Over the years we’ve tried to turn all repeatable review comments into code checks on pull requests using
brew audit and tools like RuboCop to enforce consistent Ruby code style. This has now even enabled us to run
brew audit checks directly in your text editor. This avoids different standards between maintainers and the previous arguments about pedantry: developers accept that robots are by definition pedantic and consistent so don’t try to convince the robot to make an exception.
It’s hard to state how much time it saves to not have arguments between maintainers and contributors on pull requests on style preferences or technical minutiae. Instead these discussions are on the original implementation of the rules instead of their application.
I’ve been glad to see this pattern expand to many other GitHub projects. Probot has become an easy way to enforce non-project-specific checks onto your project. A particular favourite of mine is the Stale Probot which closes issues and pull requests with inactivity.
What robots can’t do is empathy and building human communities. On a project like Homebrew that receives large numbers of contributions from large numbers of people, it’s easy to overlook the work of the individuals that goes into it.
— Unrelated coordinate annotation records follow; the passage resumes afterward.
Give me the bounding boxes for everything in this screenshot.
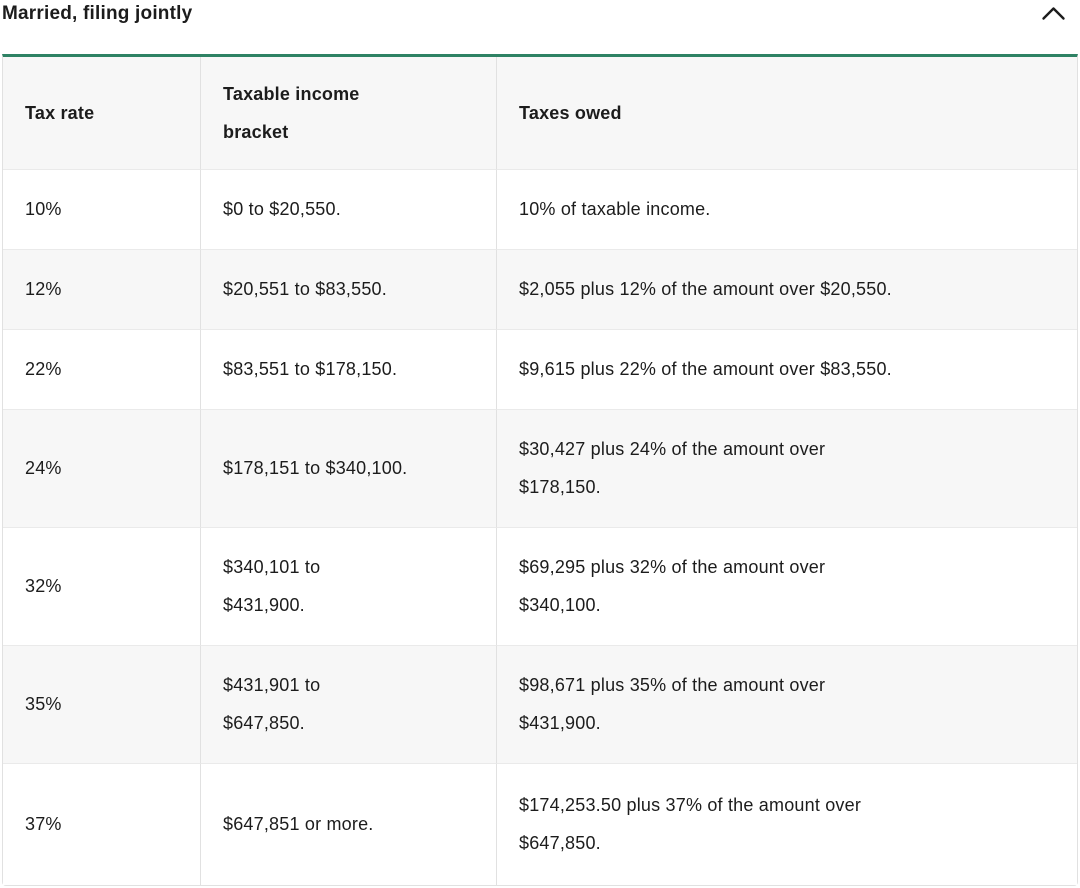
cell-tax-rate: 10%	[3, 170, 201, 250]
cell-income-bracket: $178,151 to $340,100.	[201, 410, 497, 528]
cell-taxes-owed: $174,253.50 plus 37% of the amount over …	[497, 764, 1077, 885]
column-header-taxes-owed: Taxes owed	[497, 57, 1077, 170]
cell-income-bracket: $83,551 to $178,150.	[201, 330, 497, 410]
cell-taxes-owed: $69,295 plus 32% of the amount over $340…	[497, 528, 1077, 646]
cell-taxes-owed: $2,055 plus 12% of the amount over $20,5…	[497, 250, 1077, 330]
cell-taxes-owed: $98,671 plus 35% of the amount over $431…	[497, 646, 1077, 764]
table-row: 24% $178,151 to $340,100. $30,427 plus 2…	[3, 410, 1077, 528]
cell-income-bracket: $20,551 to $83,550.	[201, 250, 497, 330]
cell-tax-rate: 12%	[3, 250, 201, 330]
table-header: Tax rate Taxable income bracket Taxes ow…	[3, 57, 1077, 170]
cell-taxes-owed: 10% of taxable income.	[497, 170, 1077, 250]
table-row: 10% $0 to $20,550. 10% of taxable income…	[3, 170, 1077, 250]
accordion-toggle[interactable]: Married, filing jointly	[2, 2, 1078, 25]
table-row: 12% $20,551 to $83,550. $2,055 plus 12% …	[3, 250, 1077, 330]
table-row: 37% $647,851 or more. $174,253.50 plus 3…	[3, 764, 1077, 885]
cell-income-bracket: $647,851 or more.	[201, 764, 497, 885]
table-row: 35% $431,901 to $647,850. $98,671 plus 3…	[3, 646, 1077, 764]
cell-tax-rate: 32%	[3, 528, 201, 646]
cell-tax-rate: 35%	[3, 646, 201, 764]
cell-taxes-owed: $9,615 plus 22% of the amount over $83,5…	[497, 330, 1077, 410]
column-header-taxable-income-bracket: Taxable income bracket	[201, 57, 497, 170]
cell-income-bracket: $0 to $20,550.	[201, 170, 497, 250]
cell-income-bracket: $340,101 to $431,900.	[201, 528, 497, 646]
tax-brackets-table: Tax rate Taxable income bracket Taxes ow…	[2, 54, 1078, 886]
cell-tax-rate: 22%	[3, 330, 201, 410]
cell-taxes-owed: $30,427 plus 24% of the amount over $178…	[497, 410, 1077, 528]
accordion-title: Married, filing jointly	[2, 3, 193, 24]
table-body: 10% $0 to $20,550. 10% of taxable income…	[3, 170, 1077, 885]
column-header-tax-rate: Tax rate	[3, 57, 201, 170]
cell-income-bracket: $431,901 to $647,850.	[201, 646, 497, 764]
cell-tax-rate: 37%	[3, 764, 201, 885]
header-row: Tax rate Taxable income bracket Taxes ow…	[3, 57, 1077, 170]
cell-tax-rate: 24%	[3, 410, 201, 528]
table-row: 32% $340,101 to $431,900. $69,295 plus 3…	[3, 528, 1077, 646]
chevron-up-icon[interactable]	[1041, 3, 1078, 21]
table-row: 22% $83,551 to $178,150. $9,615 plus 22%…	[3, 330, 1077, 410]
A longer, heartfelt message on a less busy project becomes a “Thanks” on a busier one.
I wanted to address this but at the same time recognised that this isn’t something to automate; a heartfelt thanks or welcome from a robot doesn’t have the same degree of positive emotional impact as coming from a human. I wanted to make it as frictionless as possible to express my gratitude.
My first implementation of this was using TextExpander to allow me to e.g. type
;thx and have it expand to
Thanks so much for your contribution! Without people like you submitting PRs we couldn't run this project. You rock!. This can then be further tweaked to add their name, a note about their specific contribution or if it’s their first to further add a human touch. People have told me both online (and in person when I’ve met them at conferences) that this made them feel great about their contribution and made them want to contribute again. They still felt this way even when I told them how I did so because they understood that my underlying gratitude is not proportional to the time I spent typing a message. A robot messaging them would not have had the same positive effect.
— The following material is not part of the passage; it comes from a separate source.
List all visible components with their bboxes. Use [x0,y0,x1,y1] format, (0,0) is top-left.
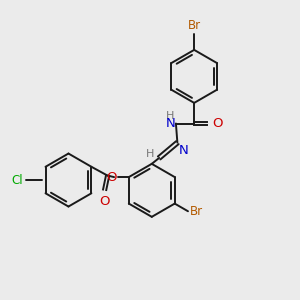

As I work at GitHub I’ve been able to further improve my process to add keyboard shortcuts to GitHub’s saved replies which means that I don’t need other software and can do this all in GitHub.
Automate (Almost) Everything
My main takeaway from this has been that you should seek on your project to automate and codify as much as you possibly can while remembering that the human touch is still necessary to praise and be kind to your contributors. Let robots handle your project’s pedantry and humans handle your project’s empathy.